Patients were required to be treatment free for at least 6 months from their last course of chemotherapy or radiotherapy. They also needed to have a life expectancy of at least 8 weeks, at least 1 measurable lesion per RECIST v1.1 criteria, and acceptable hematologic and end-organ function. Notably, those with asymptomatic brain metastases who received previous treatment were permitted.
If patients received prior systemic treatment or immune checkpoint inhibitors, they were excluded. Patients also could not have active or untreated central nervous system metastases, spinal cord compression that was not definitively treated with surgery and/or radiation, cancerous meningitis, uncontrolled or symptomatic hypercalcemia, or other malignant tumors within 5 years prior to the first does of study treatment, among other criteria.
Patients in the investigative arm received a toripalimab injection plus chemotherapy every 3 weeks for up to 2 years. Those in the control arm received matching placebo plus chemotherapy.

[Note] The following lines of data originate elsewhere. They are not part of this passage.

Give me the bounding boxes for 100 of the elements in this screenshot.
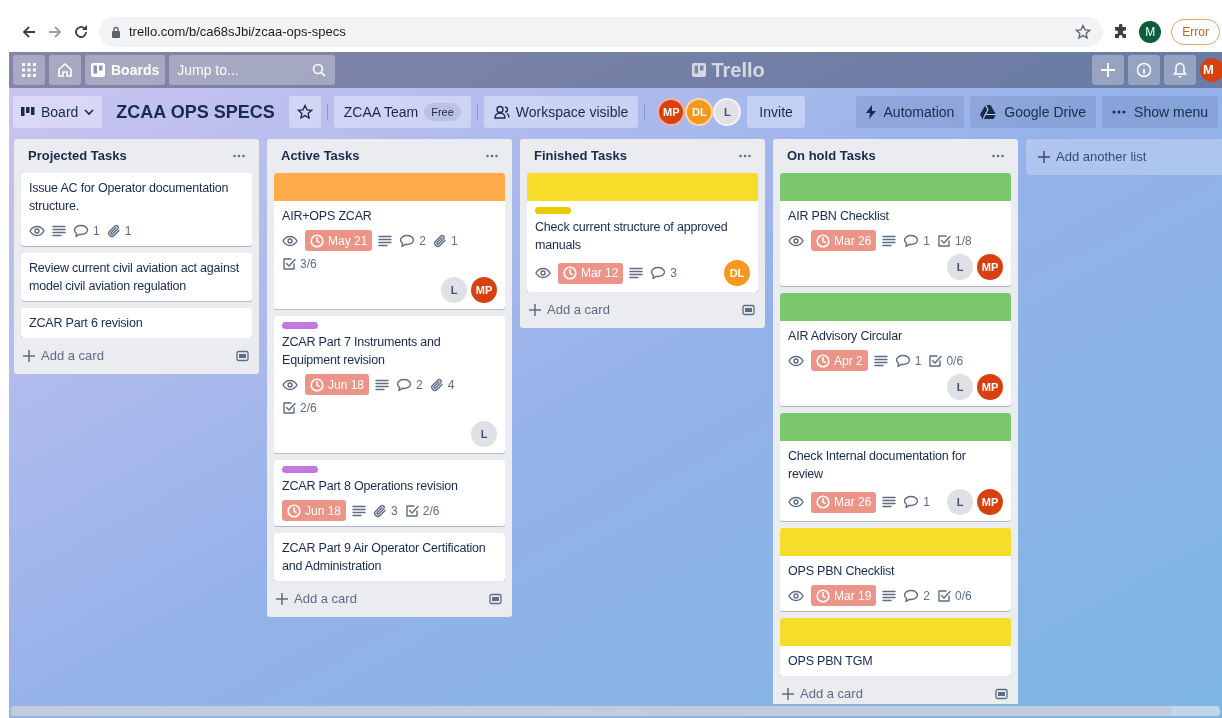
profile-avatar[interactable]: M (1139, 21, 1162, 43)
comment-icon (903, 588, 920, 603)
member-avatar[interactable]: MP (977, 254, 1003, 280)
description-icon (52, 224, 66, 237)
list-title[interactable]: Projected Tasks (28, 146, 127, 166)
address-bar[interactable]: trello.com/b/ca68sJbi/zcaa-ops-specs (99, 17, 1104, 47)
checklist-icon (928, 353, 943, 368)
clock-icon (816, 588, 830, 603)
drive-button[interactable]: Google Drive (970, 96, 1097, 128)
clock-icon (310, 233, 324, 248)
plus-icon (1100, 62, 1116, 78)
member-avatar[interactable]: MP (977, 374, 1003, 400)
board-view-button[interactable]: Board (13, 96, 103, 128)
card[interactable]: ZCAR Part 9 Air Operator Certification and Administration (274, 533, 505, 581)
bell-icon (1173, 62, 1187, 78)
checklist-count: 1/8 (955, 232, 972, 250)
card[interactable]: AIR+OPS ZCAR May 21 2 1 3/6 L MP (274, 173, 505, 309)
create-button[interactable] (1092, 55, 1124, 85)
checklist-count: 2/6 (422, 502, 440, 520)
template-button[interactable] (742, 304, 755, 316)
card[interactable]: Check Internal documentation for review Mar 26 1 L MP (780, 413, 1011, 521)
add-card-button[interactable]: Add a card (276, 589, 357, 609)
paperclip-icon (433, 233, 448, 248)
clock-icon (816, 233, 830, 248)
card[interactable]: AIR Advisory Circular Apr 2 1 0/6 L MP (780, 293, 1011, 406)
more-icon (992, 154, 1004, 158)
list-title[interactable]: Active Tasks (281, 146, 360, 166)
list-title[interactable]: On hold Tasks (787, 146, 876, 166)
user-avatar[interactable]: M (1200, 58, 1222, 82)
paperclip-icon (429, 377, 444, 392)
description-icon (378, 234, 393, 247)
invite-button[interactable]: Invite (747, 96, 805, 128)
comment-icon (903, 233, 920, 248)
card-title: Check current structure of approved manuals (535, 219, 729, 254)
template-button[interactable] (995, 688, 1008, 700)
add-card-button[interactable]: Add a card (23, 346, 104, 366)
visibility-button[interactable]: Workspace visible (483, 96, 639, 128)
comment-icon (894, 353, 911, 368)
add-list-button[interactable]: Add another list (1026, 139, 1222, 175)
checklist-icon (282, 256, 296, 271)
member-avatar[interactable]: L (713, 98, 742, 126)
attachment-count: 3 (391, 502, 398, 520)
card[interactable]: OPS PBN TGM (780, 618, 1011, 676)
eye-icon (788, 354, 804, 367)
card-title: ZCAR Part 9 Air Operator Certification and Administration (282, 540, 487, 575)
add-card-button[interactable]: Add a card (529, 300, 610, 320)
apps-button[interactable] (13, 55, 45, 85)
member-avatar[interactable]: L (947, 254, 973, 280)
card-title: AIR+OPS ZCAR (282, 208, 373, 225)
description-icon (882, 496, 897, 508)
eye-icon (282, 378, 298, 391)
plus-icon (1038, 151, 1050, 163)
info-button[interactable] (1128, 55, 1160, 85)
card[interactable]: OPS PBN Checklist Mar 19 2 0/6 (780, 528, 1011, 611)
card-title: Check Internal documentation for review (788, 448, 967, 483)
description-icon (629, 267, 644, 279)
more-icon (486, 154, 498, 158)
member-avatar[interactable]: L (947, 374, 973, 400)
star-icon (1075, 24, 1092, 40)
grid-icon (22, 63, 36, 77)
clock-icon (310, 377, 324, 392)
card[interactable]: Issue AC for Operator documentation structure. 1 1 (21, 173, 252, 246)
template-button[interactable] (236, 350, 249, 362)
member-avatar[interactable]: MP (977, 489, 1003, 515)
template-button[interactable] (489, 593, 502, 605)
card[interactable]: ZCAR Part 6 revision (21, 308, 252, 338)
plan-badge: Free (424, 103, 461, 121)
automation-button[interactable]: Automation (855, 96, 965, 128)
comment-count: 1 (923, 232, 931, 250)
comment-icon (903, 495, 920, 509)
member-avatar[interactable]: L (947, 489, 973, 515)
star-icon (296, 104, 313, 120)
checklist-icon (282, 400, 296, 415)
member-avatar[interactable]: MP (657, 98, 686, 126)
back-icon (21, 24, 37, 40)
board-title[interactable]: ZCAA OPS SPECS (108, 98, 283, 126)
card-title: ZCAR Part 8 Operations revision (282, 478, 459, 495)
card[interactable]: ZCAR Part 7 Instruments and Equipment revision Jun 18 2 4 2/6 L (274, 316, 505, 453)
checklist-count: 0/6 (955, 587, 972, 605)
horizontal-scrollbar[interactable] (11, 706, 1220, 716)
comment-count: 1 (923, 494, 931, 511)
comment-count: 2 (923, 587, 931, 605)
member-avatar[interactable]: L (441, 277, 467, 303)
team-button[interactable]: ZCAA Team Free (333, 96, 471, 128)
member-avatar[interactable]: L (471, 421, 497, 447)
card[interactable]: Review current civil aviation act against model civil aviation regulation (21, 253, 252, 301)
home-icon (57, 62, 73, 78)
description-icon (375, 378, 390, 391)
add-card-button[interactable]: Add a card (782, 684, 863, 704)
show-menu-button[interactable]: Show menu (1102, 96, 1218, 128)
eye-icon (29, 224, 45, 237)
card[interactable]: AIR PBN Checklist Mar 26 1 1/8 L MP (780, 173, 1011, 286)
star-button[interactable] (288, 96, 321, 128)
list-title[interactable]: Finished Tasks (534, 146, 627, 166)
lightning-icon (865, 105, 876, 119)
people-icon (493, 105, 510, 119)
description-icon (882, 589, 897, 602)
member-avatar[interactable]: MP (471, 277, 497, 303)
plus-icon (23, 350, 35, 362)
comment-count: 3 (670, 265, 678, 282)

The primary end points of the study were investigator-assessed progression-free survival (PFS) and overall survival (OS). Secondary end points were PFS per RECIST v1.1 criteria, objective response rate, duration of response, disease control rate, time to response, OS rate, PFS rate, and safety.

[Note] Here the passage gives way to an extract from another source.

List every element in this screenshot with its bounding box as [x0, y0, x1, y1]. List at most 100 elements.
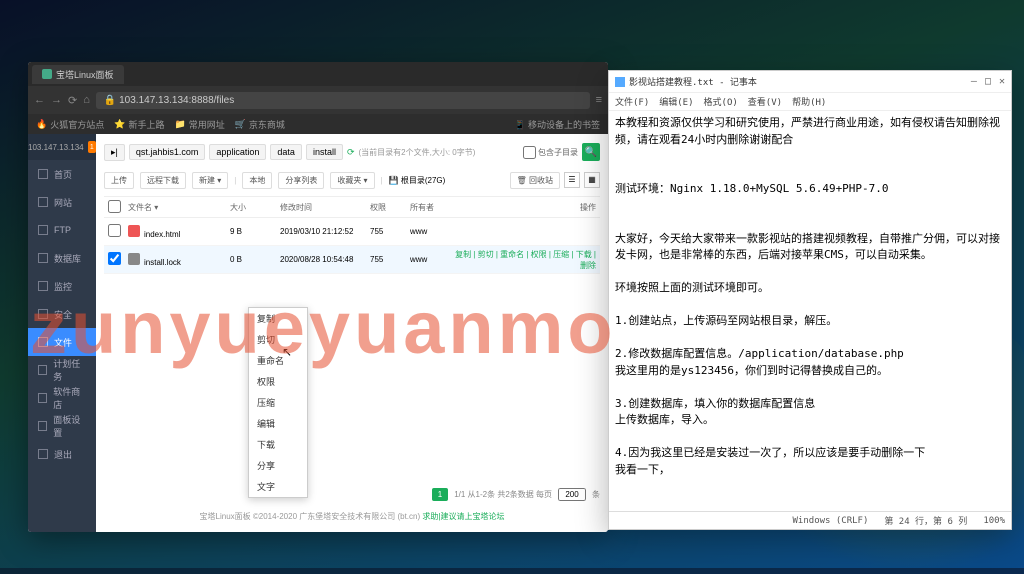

“For non–small cell lung cancer without oncogenic mutations, multiple immuno-oncology drugs, including toripalimab, have been shown to improve survival when added to chemotherapy as compared to chemotherapy alone, whereas treatment options for SCLC patients are limited to chemotherapy with one of two PD-L1 inhibitors,” Patricia Keegan, MD, chief medical officer of Junshi Biosciences, added in the press release “We appreciate the FDA’s recognition of our endeavors to develop new therapies for SCLC patients and, based on experience in other cancers, are hopeful that toripalimab may provide a significant advance over chemotherapy in the JUPITER-08 study.”
In November 2021, the FDA granted priority review to a biologics license application for toripalimab in combination with gemcitabine and cisplatin in the frontline treatment of patients with advanced recurrent or metastatic nasopharyngeal carcinoma, and for use as a single agent in the second- or later-line treatment of patients with recurrent or metastatic nasopharyngeal carcinoma following platinum-containing chemotherapy.3
Additionally, in January 2021, the FDA granted fast track designation for toripalimab for the treatment of mucosal melanoma.4 Orphan drug designations have also been granted to toripalimab in esophageal cancer, nasopharyngeal carcinoma, and soft tissue sarcoma.